Preise für E-Autos im freien Fall

Vor einem „Blutbad“ warnt der Stellantis-CEO, sollte der von Tesla begonnene Preiskrieg weiter um sich greifen. Das Ende des Umweltbonus in Deutschland facht die Situation auf dem E-Auto-Markt weiter an. Weltweit schreiben E-Auto-Hersteller im steigenden Umfang rote Zahlen.

IMAGO / Michael Gstettenbauer

Die von Tesla-Chef Elon Musk im Herbst 2023 in China angezettelte Rabattschlacht mit stufenweiser kräftiger Absenkung der Neuwagenpreise, um ein Jahresabsatzziel von rund 2 Millionen Teslas noch zu erreichen, hat sich mittlerweile rund um den Globus fortgesetzt. In allen hochentwickelten Automärkten kam ab Herbst die Nachfrage nach Elektroautos ins Stocken, darob die Hersteller anfingen, ihr wachsendes Angebot an unverkuften Elektroautos mit hohen Rabatten in den Markt zu drücken.

Die Folgen waren für Automobil-Marktexperten nicht überraschend: Der Markt für Elektroautos insgesamt wuchs durch diese Absenkung des Preisniveaus zwar nicht, wohl aber die individuellen Verluste, die nahezu alle Hersteller von E-Autos bislang ohnehin schon in dieser Geschäftssparte erlitten.
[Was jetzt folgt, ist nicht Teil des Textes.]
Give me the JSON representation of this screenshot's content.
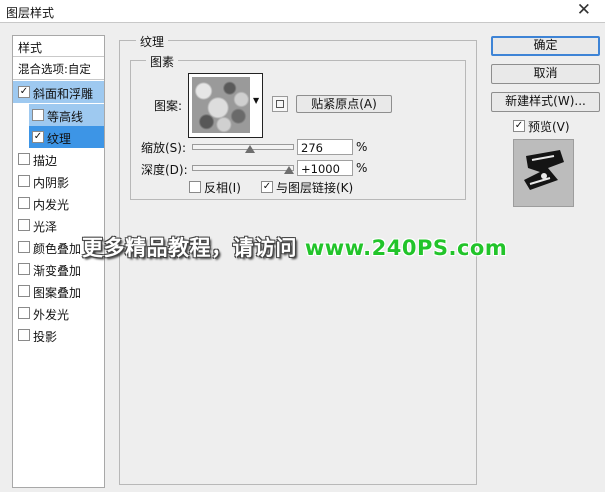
{
  "window": {
    "title": "图层样式",
    "close_icon": "close-icon"
  },
  "styles": {
    "header": "样式",
    "blend_options": "混合选项:自定",
    "items": [
      {
        "label": "斜面和浮雕",
        "checked": true
      },
      {
        "label": "等高线",
        "checked": false
      },
      {
        "label": "纹理",
        "checked": true
      },
      {
        "label": "描边",
        "checked": false
      },
      {
        "label": "内阴影",
        "checked": false
      },
      {
        "label": "内发光",
        "checked": false
      },
      {
        "label": "光泽",
        "checked": false
      },
      {
        "label": "颜色叠加",
        "checked": false
      },
      {
        "label": "渐变叠加",
        "checked": false
      },
      {
        "label": "图案叠加",
        "checked": false
      },
      {
        "label": "外发光",
        "checked": false
      },
      {
        "label": "投影",
        "checked": false
      }
    ]
  },
  "texture": {
    "group_title": "纹理",
    "pattern_group_title": "图素",
    "pattern_label": "图案:",
    "snap_origin_label": "贴紧原点(A)",
    "scale_label": "缩放(S):",
    "scale_value": "276",
    "scale_unit": "%",
    "depth_label": "深度(D):",
    "depth_value": "+1000",
    "depth_unit": "%",
    "invert_label": "反相(I)",
    "invert_checked": false,
    "link_label": "与图层链接(K)",
    "link_checked": true
  },
  "sidebar_buttons": {
    "ok": "确定",
    "cancel": "取消",
    "new_style": "新建样式(W)...",
    "preview_label": "预览(V)",
    "preview_checked": true
  },
  "watermark": {
    "text": "更多精品教程，请访问",
    "url": "www.240PS.com"
  },
  "check_mark": "✓"
}
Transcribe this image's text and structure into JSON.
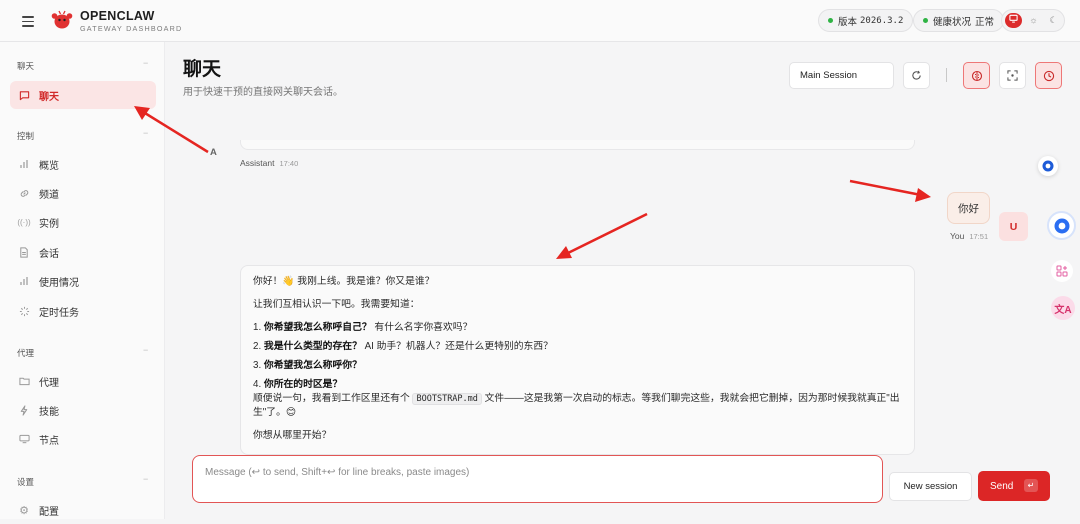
{
  "app": {
    "name": "OPENCLAW",
    "subtitle": "GATEWAY DASHBOARD",
    "version_label": "版本",
    "version_value": "2026.3.2",
    "health_label": "健康状况",
    "health_value": "正常"
  },
  "theme": {
    "options": [
      "monitor-icon",
      "sun-icon",
      "moon-icon"
    ],
    "active": "monitor-icon",
    "accent": "#dc2626"
  },
  "sidebar": {
    "sections": [
      {
        "label": "聊天",
        "items": [
          {
            "label": "聊天",
            "icon": "chat-icon",
            "active": true
          }
        ]
      },
      {
        "label": "控制",
        "items": [
          {
            "label": "概览",
            "icon": "bar-chart-icon"
          },
          {
            "label": "频道",
            "icon": "link-icon"
          },
          {
            "label": "实例",
            "icon": "radio-icon"
          },
          {
            "label": "会话",
            "icon": "document-icon"
          },
          {
            "label": "使用情况",
            "icon": "bar-chart-icon"
          },
          {
            "label": "定时任务",
            "icon": "loader-icon"
          }
        ]
      },
      {
        "label": "代理",
        "items": [
          {
            "label": "代理",
            "icon": "folder-icon"
          },
          {
            "label": "技能",
            "icon": "bolt-icon"
          },
          {
            "label": "节点",
            "icon": "monitor-icon"
          }
        ]
      },
      {
        "label": "设置",
        "items": [
          {
            "label": "配置",
            "icon": "gear-icon"
          }
        ]
      }
    ]
  },
  "page": {
    "title": "聊天",
    "subtitle": "用于快速干预的直接网关聊天会话。",
    "session_select": "Main Session"
  },
  "messages": {
    "assistant_avatar": "A",
    "assistant_name": "Assistant",
    "assistant_time": "17:40",
    "user_text": "你好",
    "user_name": "You",
    "user_time": "17:51",
    "user_avatar": "U",
    "reply": {
      "greeting": "你好！👋 我刚上线。我是谁？你又是谁？",
      "intro": "让我们互相认识一下吧。我需要知道：",
      "questions": [
        {
          "num": "1.",
          "bold": "你希望我怎么称呼自己？",
          "rest": "有什么名字你喜欢吗？"
        },
        {
          "num": "2.",
          "bold": "我是什么类型的存在？",
          "rest": "AI 助手？机器人？还是什么更特别的东西？"
        },
        {
          "num": "3.",
          "bold": "你希望我怎么称呼你？",
          "rest": ""
        },
        {
          "num": "4.",
          "bold": "你所在的时区是？",
          "rest": ""
        }
      ],
      "note_before": "顺便说一句，我看到工作区里还有个",
      "note_code": "BOOTSTRAP.md",
      "note_after": "文件——这是我第一次启动的标志。等我们聊完这些，我就会把它删掉，因为那时候我就真正\"出生\"了。😊",
      "closing": "你想从哪里开始？"
    }
  },
  "composer": {
    "placeholder": "Message (↩ to send, Shift+↩ for line breaks, paste images)",
    "value": "",
    "new_session": "New session",
    "send": "Send",
    "send_kbd": "↵"
  }
}
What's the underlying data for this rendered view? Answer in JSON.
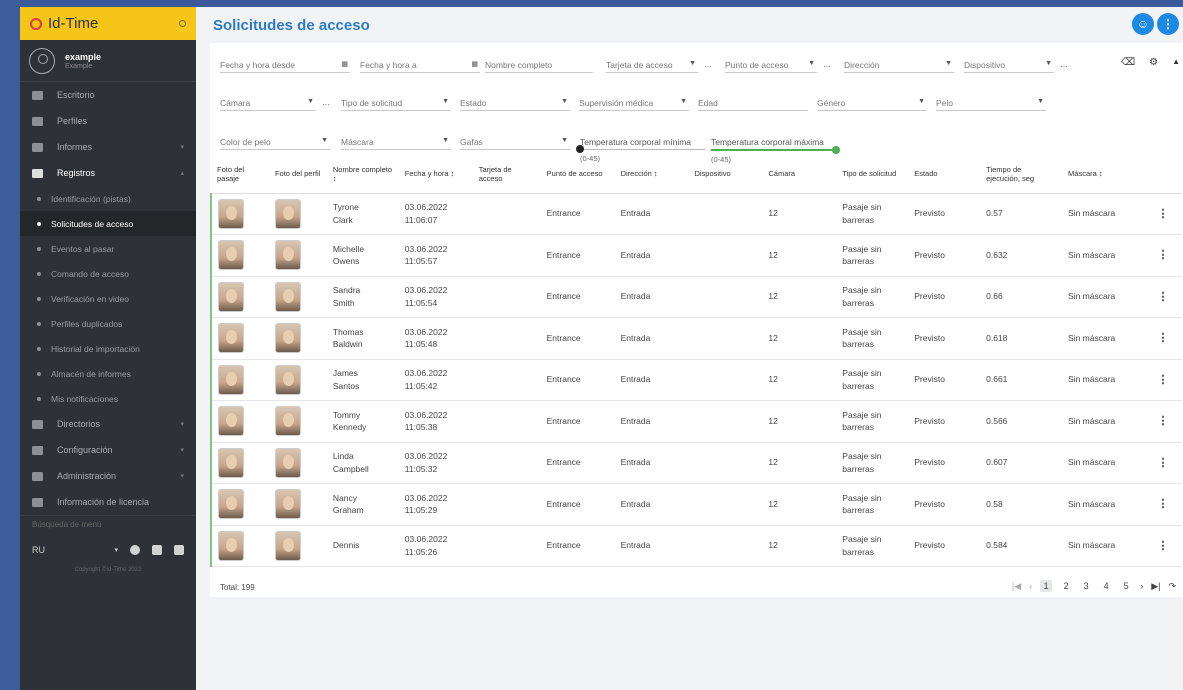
{
  "app": {
    "title": "Id-Time"
  },
  "user": {
    "name": "example",
    "role": "Example"
  },
  "sidebar": {
    "items": [
      {
        "label": "Escritorio",
        "icon": "home-icon"
      },
      {
        "label": "Perfiles",
        "icon": "profile-card-icon"
      },
      {
        "label": "Informes",
        "icon": "report-icon"
      },
      {
        "label": "Registros",
        "icon": "table-icon"
      }
    ],
    "subitems": [
      "Identificación (pistas)",
      "Solicitudes de acceso",
      "Eventos al pasar",
      "Comando de acceso",
      "Verificación en video",
      "Perfiles duplicados",
      "Historial de importación",
      "Almacén de informes",
      "Mis notificaciones"
    ],
    "items2": [
      {
        "label": "Directorios",
        "icon": "list-icon"
      },
      {
        "label": "Configuración",
        "icon": "wrench-icon"
      },
      {
        "label": "Administración",
        "icon": "gear-icon"
      },
      {
        "label": "Información de licencia",
        "icon": "license-icon"
      }
    ],
    "search_placeholder": "Búsqueda de menú",
    "lang": "RU",
    "copyright": "Copyright ©Id-Time 2022"
  },
  "page": {
    "title": "Solicitudes de acceso"
  },
  "filters": {
    "fecha_desde": "Fecha y hora desde",
    "fecha_a": "Fecha y hora a",
    "nombre": "Nombre completo",
    "tarjeta": "Tarjeta de acceso",
    "punto": "Punto de acceso",
    "direccion": "Dirección",
    "dispositivo": "Dispositivo",
    "camara": "Cámara",
    "tipo": "Tipo de solicitud",
    "estado": "Estado",
    "supervision": "Supervisión médica",
    "edad": "Edad",
    "genero": "Género",
    "pelo": "Pelo",
    "color_pelo": "Color de pelo",
    "mascara": "Máscara",
    "gafas": "Gafas",
    "temp_min": "Temperatura corporal mínima",
    "temp_max": "Temperatura corporal máxima",
    "temp_range": "(0-45)"
  },
  "table": {
    "headers": [
      "Foto del pasaje",
      "Foto del perfil",
      "Nombre completo ↕",
      "Fecha y hora ↕",
      "Tarjeta de acceso",
      "Punto de acceso",
      "Dirección ↕",
      "Dispositivo",
      "Cámara",
      "Tipo de solicitud",
      "Estado",
      "Tiempo de ejecución, seg",
      "Máscara ↕"
    ],
    "rows": [
      {
        "first": "Tyrone",
        "last": "Clark",
        "date": "03.06.2022",
        "time": "11:06:07",
        "punto": "Entrance",
        "dir": "Entrada",
        "cam": "12",
        "tipo1": "Pasaje sin",
        "tipo2": "barreras",
        "estado": "Previsto",
        "tiempo": "0.57",
        "mascara": "Sin máscara"
      },
      {
        "first": "Michelle",
        "last": "Owens",
        "date": "03.06.2022",
        "time": "11:05:57",
        "punto": "Entrance",
        "dir": "Entrada",
        "cam": "12",
        "tipo1": "Pasaje sin",
        "tipo2": "barreras",
        "estado": "Previsto",
        "tiempo": "0.632",
        "mascara": "Sin máscara"
      },
      {
        "first": "Sandra",
        "last": "Smith",
        "date": "03.06.2022",
        "time": "11:05:54",
        "punto": "Entrance",
        "dir": "Entrada",
        "cam": "12",
        "tipo1": "Pasaje sin",
        "tipo2": "barreras",
        "estado": "Previsto",
        "tiempo": "0.66",
        "mascara": "Sin máscara"
      },
      {
        "first": "Thomas",
        "last": "Baldwin",
        "date": "03.06.2022",
        "time": "11:05:48",
        "punto": "Entrance",
        "dir": "Entrada",
        "cam": "12",
        "tipo1": "Pasaje sin",
        "tipo2": "barreras",
        "estado": "Previsto",
        "tiempo": "0.618",
        "mascara": "Sin máscara"
      },
      {
        "first": "James",
        "last": "Santos",
        "date": "03.06.2022",
        "time": "11:05:42",
        "punto": "Entrance",
        "dir": "Entrada",
        "cam": "12",
        "tipo1": "Pasaje sin",
        "tipo2": "barreras",
        "estado": "Previsto",
        "tiempo": "0.661",
        "mascara": "Sin máscara"
      },
      {
        "first": "Tommy",
        "last": "Kennedy",
        "date": "03.06.2022",
        "time": "11:05:38",
        "punto": "Entrance",
        "dir": "Entrada",
        "cam": "12",
        "tipo1": "Pasaje sin",
        "tipo2": "barreras",
        "estado": "Previsto",
        "tiempo": "0.566",
        "mascara": "Sin máscara"
      },
      {
        "first": "Linda",
        "last": "Campbell",
        "date": "03.06.2022",
        "time": "11:05:32",
        "punto": "Entrance",
        "dir": "Entrada",
        "cam": "12",
        "tipo1": "Pasaje sin",
        "tipo2": "barreras",
        "estado": "Previsto",
        "tiempo": "0.607",
        "mascara": "Sin máscara"
      },
      {
        "first": "Nancy",
        "last": "Graham",
        "date": "03.06.2022",
        "time": "11:05:29",
        "punto": "Entrance",
        "dir": "Entrada",
        "cam": "12",
        "tipo1": "Pasaje sin",
        "tipo2": "barreras",
        "estado": "Previsto",
        "tiempo": "0.58",
        "mascara": "Sin máscara"
      },
      {
        "first": "Dennis",
        "last": "",
        "date": "03.06.2022",
        "time": "11:05:26",
        "punto": "Entrance",
        "dir": "Entrada",
        "cam": "12",
        "tipo1": "Pasaje sin",
        "tipo2": "barreras",
        "estado": "Previsto",
        "tiempo": "0.584",
        "mascara": "Sin máscara"
      }
    ]
  },
  "footer": {
    "total": "Total: 199",
    "pages": [
      "1",
      "2",
      "3",
      "4",
      "5"
    ]
  },
  "colors": {
    "brand": "#f5c518",
    "accent": "#1e88e5",
    "title": "#2d7bc4",
    "sidebar": "#2e3135"
  }
}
Das überraschende Ende des Umweltbonus war nicht der Beginn, sondern lediglich ein weiterer Meilenstein auf dem Weg zu einem Preiskampf auf dem E-Auto-Markt, wie er bislang in der 100-jährigen Autogeschichte nicht gekannt war. Weltweit schreiben Autohersteller mit der E-Auto-Produktion im steigenden Umfang rote Zahlen, wird jedes E-Auto mit Verlust verkauft. Und dieser Absturz der Profitabilität einer ganzen Branche breitet sich zurzeit weltweit aus. Vor einem industrieweiten „Blutbad“ warnt der Stellantis-CEO Carlos Tavares, sollte der von Tesla begonnene Preiskrieg weiter um sich greifen. Auch Teslas Profite sind laut seinem jüngsten Finanzbericht zufolge stark geschrumpft (Automobil Industrie).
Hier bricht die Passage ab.